I saw these things and realized that there is only one constant in our politics, or history. That is the incredible capacity of the elite, political and social, to survive. That is the incredible capacity of the elite to mend their differences, however those differences seem stark at one point, and find a new lease on life. That is the incredible capacity of the elite to come together and build a united front against a common enemy, which is change.
It was so then, it is so now.
You would imagine that the divisions created by the Japanese occupation were so wide the elite would never be able to come together again. Some had collaborated with the Japanese to put up the Japanese-sponsored government while the rest had remained loyal to the Americans to put up the American-sponsored government after “Liberation.” Feelings were raw, resentments were deep, relations were bitter. Yet a few years after Independence, the collaborators were running for office again. A decade later, few remembered what collaboration was.
You would imagine that the divisions created by martial law were so wide the elite would never be able to come together again. The politicians had flocked to the side of the victor while the rest had fled to the United States or worked with the underground to fight Marcos.
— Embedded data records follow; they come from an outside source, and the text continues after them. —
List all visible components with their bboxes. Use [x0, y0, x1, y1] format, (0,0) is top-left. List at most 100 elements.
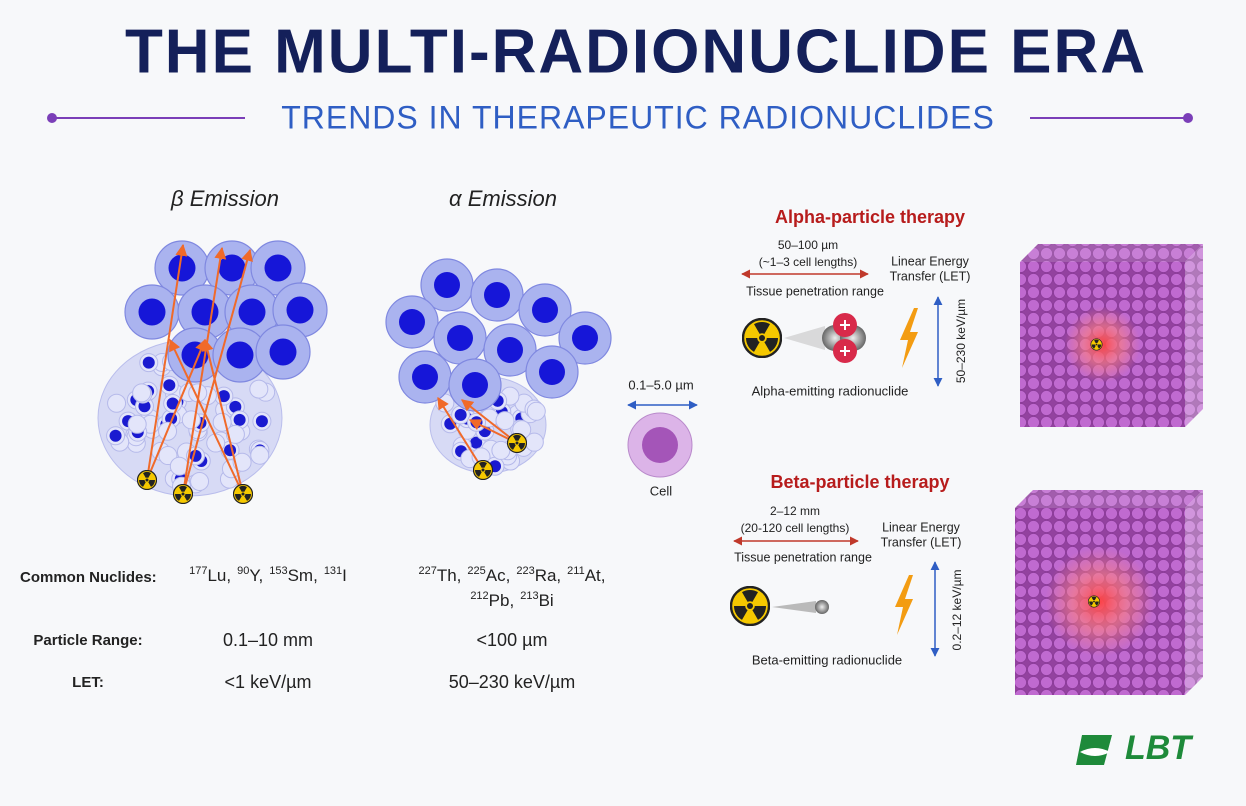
- tumor-cell: [181, 410, 201, 430]
- row-label: Particle Range:: [33, 632, 142, 649]
- range-label: Tissue penetration range: [746, 284, 884, 298]
- tumor-cell: [249, 379, 269, 399]
- tissue-side: [1185, 490, 1203, 695]
- nucleus: [454, 408, 467, 421]
- radionuclide-icon: [1090, 338, 1103, 351]
- nucleus: [412, 364, 438, 390]
- radionuclide-icon: [1088, 595, 1100, 608]
- let-label: Linear Energy: [882, 520, 961, 534]
- nucleus: [238, 298, 266, 326]
- range-value: 50–100 µm: [778, 238, 838, 252]
- element-symbol: Y,: [249, 566, 263, 585]
- radionuclide-icon: [507, 433, 527, 453]
- therapy-panels: Alpha-particle therapy 50–100 µm (~1–3 cel…: [730, 207, 1203, 695]
- element-symbol: Ac,: [486, 566, 511, 585]
- damage-glow: [1045, 546, 1155, 657]
- subtitle-rule: [47, 113, 1193, 123]
- mass-number: 131: [324, 565, 342, 577]
- let-label: Linear Energy: [891, 254, 970, 268]
- nucleus: [264, 254, 292, 282]
- mass-number: 177: [189, 565, 207, 577]
- radionuclide-icon: [233, 484, 253, 504]
- logo-text: LBT: [1125, 729, 1194, 767]
- nucleus: [572, 325, 598, 351]
- nucleus: [497, 337, 523, 363]
- nucleus: [191, 298, 219, 326]
- mass-number: 227: [418, 565, 436, 577]
- tumor-cell: [526, 401, 546, 421]
- let-label: Transfer (LET): [890, 269, 971, 283]
- nucleus: [226, 341, 254, 369]
- nuclide-line: 177Lu, 90Y, 153Sm, 131I: [189, 565, 347, 586]
- range-note: (20-120 cell lengths): [741, 521, 850, 535]
- element-symbol: I: [342, 566, 347, 585]
- nucleus: [168, 254, 196, 282]
- energy-bolt: [900, 308, 918, 368]
- title: THE MULTI-RADIONUCLIDE ERA: [125, 17, 1147, 86]
- cell-clusters: [97, 240, 612, 504]
- beta-value: 0.1–10 mm: [223, 630, 313, 650]
- plus-sign: [840, 320, 850, 330]
- mass-number: 225: [467, 565, 485, 577]
- tumor-cell: [132, 383, 152, 403]
- tissue-top: [1020, 244, 1203, 262]
- damage-glow: [1064, 306, 1141, 383]
- element-symbol: Sm,: [288, 566, 318, 585]
- radionuclide-icon: [730, 586, 770, 626]
- particle-track: [169, 338, 244, 495]
- cell-label: Cell: [650, 483, 673, 498]
- plus-sign: [840, 346, 850, 356]
- beta-value: <1 keV/µm: [225, 672, 312, 692]
- tissue-side: [1185, 244, 1203, 427]
- let-value: 0.2–12 keV/µm: [950, 570, 964, 651]
- element-symbol: Pb,: [489, 591, 515, 610]
- particle-trail: [784, 326, 825, 350]
- element-symbol: At,: [585, 566, 606, 585]
- nucleus: [233, 413, 246, 426]
- electron: [815, 600, 829, 614]
- particle-track: [182, 246, 227, 495]
- logo: LBT: [1076, 729, 1194, 767]
- element-symbol: Th,: [437, 566, 462, 585]
- mass-number: 223: [516, 565, 534, 577]
- nucleus: [434, 272, 460, 298]
- nucleus: [399, 309, 425, 335]
- cell-diagram: [627, 400, 698, 478]
- nucleus: [229, 400, 242, 413]
- alpha-heading: α Emission: [449, 186, 557, 211]
- nuclides: 177Lu, 90Y, 153Sm, 131I 227Th, 225Ac, 223Ra, 21…: [189, 565, 605, 611]
- nucleus: [470, 436, 483, 449]
- element-symbol: Lu,: [207, 566, 231, 585]
- let-value: 50–230 keV/µm: [954, 299, 968, 383]
- particle-track: [461, 399, 518, 444]
- subtitle: TRENDS IN THERAPEUTIC RADIONUCLIDES: [281, 99, 995, 135]
- tissue-top: [1015, 490, 1203, 508]
- nucleus: [163, 379, 176, 392]
- cell-size: 0.1–5.0 µm: [628, 377, 693, 392]
- tumor-cell: [495, 411, 515, 431]
- nucleus: [286, 296, 314, 324]
- element-symbol: Ra,: [535, 566, 561, 585]
- nucleus: [138, 298, 166, 326]
- alpha-value: <100 µm: [477, 630, 548, 650]
- particle-track: [146, 338, 207, 481]
- particle-track: [146, 243, 188, 481]
- radionuclide-icon: [742, 318, 782, 358]
- particle-track: [437, 396, 484, 471]
- let-label: Transfer (LET): [881, 535, 962, 549]
- energy-bolt: [895, 575, 913, 635]
- nuclide-line: 227Th, 225Ac, 223Ra, 211At,: [418, 565, 605, 586]
- range-label: Tissue penetration range: [734, 550, 872, 564]
- nucleus: [484, 282, 510, 308]
- tumor-cell: [190, 471, 210, 491]
- tumor-cell: [107, 393, 127, 413]
- nucleus: [269, 338, 297, 366]
- tumor-cell: [491, 440, 511, 460]
- range-value: 2–12 mm: [770, 504, 820, 518]
- panel-title: Beta-particle therapy: [770, 472, 949, 492]
- mass-number: 211: [567, 565, 585, 577]
- nucleus: [218, 254, 246, 282]
- element-symbol: Bi: [539, 591, 554, 610]
- nucleus: [462, 372, 488, 398]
Feelings were raw, resentments were deep, relations were bitter. Yet a few years later, the “collaborators” were back. Two and a half decades later, Enrile would be free to claim he is our savior—not just at Edsa but in the pit of martial law itself.
The other side of this, which is also the one constant in our politics, or history, is the incredible capacity of the elite to exclude everybody else from power, not least those who risked life and limb to fight the oppression. That was what happened to those who actually fought the Japanese, that was what happened to those who actually fought martial law. That was what happened to the people themselves who took the brunt of the oppression.
Every effort to give the poor and marginalized some representation in government has been thwarted. Look what has happened to the party-list system, which was supposed to do that. Mikey Arroyo represents the security guards, a fellow who lives in Corinthian Garden represents the squatters, and a Supreme Court justice’s wife represents the indigent blind.
That’s what makes it the hardest thing to reform this country. The people who are supposed to undertake reform are the very ones who are allergic to reform. The people who are best suited to undertake reform, who are the people themselves, are excluded from it.
Politics is addition? Depends on who you add, depends on who you subtract. In this country, that has always meant adding former oppressors and subtracting the still oppressed.
The heart of our politics is dagdag-bawas, in more ways than one.